Most people believe the Wright brothers were the first to fly from that windswept dune in North Carolina, but some East Texans prefer to think that the skies were conquered by one of their own. Legend in Pittsburg has it that a local minister got his airship off the ground and above a pasture a full year before the Wright brothers' historic flight. Schoolchildren in this town located about 130 miles east of Dallas learn about the flight made by the Rev. Burrell Cannon's design when they visit the Northeast Texas Rural Heritage Museum as part of their lessons. "It's a part of us. The airship's lasting impression is part of our heritage," said Michelle Stegman, director of the museum where a replica of Mr. Cannon's aircraft is housed. The Ezekiel Aircraft, a contraption made of white canvas attached to a frame and driven by a gasoline-powered engine, was the invention of Mr. Cannon, who, like many of the era, was inspired by the idea of flight.

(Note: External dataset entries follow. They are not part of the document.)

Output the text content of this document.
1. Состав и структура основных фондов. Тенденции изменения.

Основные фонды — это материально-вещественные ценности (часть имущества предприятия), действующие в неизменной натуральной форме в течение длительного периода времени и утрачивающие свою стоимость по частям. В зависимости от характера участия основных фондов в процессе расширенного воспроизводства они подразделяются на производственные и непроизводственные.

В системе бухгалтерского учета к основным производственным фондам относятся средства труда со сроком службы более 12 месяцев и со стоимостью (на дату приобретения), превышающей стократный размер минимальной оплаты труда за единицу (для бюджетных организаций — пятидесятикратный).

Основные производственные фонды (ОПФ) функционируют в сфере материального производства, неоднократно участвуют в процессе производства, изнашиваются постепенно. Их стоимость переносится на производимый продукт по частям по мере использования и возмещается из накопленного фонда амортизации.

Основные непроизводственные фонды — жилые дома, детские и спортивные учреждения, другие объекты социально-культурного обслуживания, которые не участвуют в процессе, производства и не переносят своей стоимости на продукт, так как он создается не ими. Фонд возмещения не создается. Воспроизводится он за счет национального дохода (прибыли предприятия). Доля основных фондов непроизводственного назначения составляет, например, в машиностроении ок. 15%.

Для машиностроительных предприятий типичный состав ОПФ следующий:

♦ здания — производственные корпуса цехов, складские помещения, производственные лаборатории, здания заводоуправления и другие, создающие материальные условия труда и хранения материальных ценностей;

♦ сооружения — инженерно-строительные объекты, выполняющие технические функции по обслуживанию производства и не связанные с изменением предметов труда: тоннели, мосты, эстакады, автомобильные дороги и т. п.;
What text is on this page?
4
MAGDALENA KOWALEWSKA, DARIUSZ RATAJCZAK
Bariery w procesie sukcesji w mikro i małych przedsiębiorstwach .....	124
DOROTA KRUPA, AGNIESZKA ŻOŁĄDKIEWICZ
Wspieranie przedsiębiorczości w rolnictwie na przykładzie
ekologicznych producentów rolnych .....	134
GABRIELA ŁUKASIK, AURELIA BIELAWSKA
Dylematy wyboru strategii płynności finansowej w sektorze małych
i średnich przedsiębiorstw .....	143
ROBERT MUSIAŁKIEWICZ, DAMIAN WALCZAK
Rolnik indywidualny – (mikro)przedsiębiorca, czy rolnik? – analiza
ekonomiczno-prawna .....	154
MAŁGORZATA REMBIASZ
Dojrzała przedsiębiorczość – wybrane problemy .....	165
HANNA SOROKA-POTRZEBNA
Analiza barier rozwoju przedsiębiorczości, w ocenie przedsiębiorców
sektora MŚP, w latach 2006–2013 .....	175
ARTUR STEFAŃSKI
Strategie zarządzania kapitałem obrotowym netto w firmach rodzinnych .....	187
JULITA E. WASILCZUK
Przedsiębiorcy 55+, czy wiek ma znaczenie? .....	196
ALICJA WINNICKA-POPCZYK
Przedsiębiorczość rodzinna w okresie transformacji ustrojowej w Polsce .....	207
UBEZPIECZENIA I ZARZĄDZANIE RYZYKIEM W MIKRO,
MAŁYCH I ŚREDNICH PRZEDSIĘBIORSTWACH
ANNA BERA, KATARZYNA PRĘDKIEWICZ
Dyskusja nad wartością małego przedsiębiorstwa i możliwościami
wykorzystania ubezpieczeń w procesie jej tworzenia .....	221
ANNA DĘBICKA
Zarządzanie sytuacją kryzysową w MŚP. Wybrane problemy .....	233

The Baptist minister and sawmill operator saw the project as a mission from God, and he turned to the Bible for his design inspiration. Specifically, he looked to the biblical descriptions of chariots in the sky as related by the Old Testament prophet Ezekiel.
"And when the living creatures went, the wheels went beside them," the Bible says in Ezekiel 1:19. "And when the living creatures rose from the earth, the wheels rose."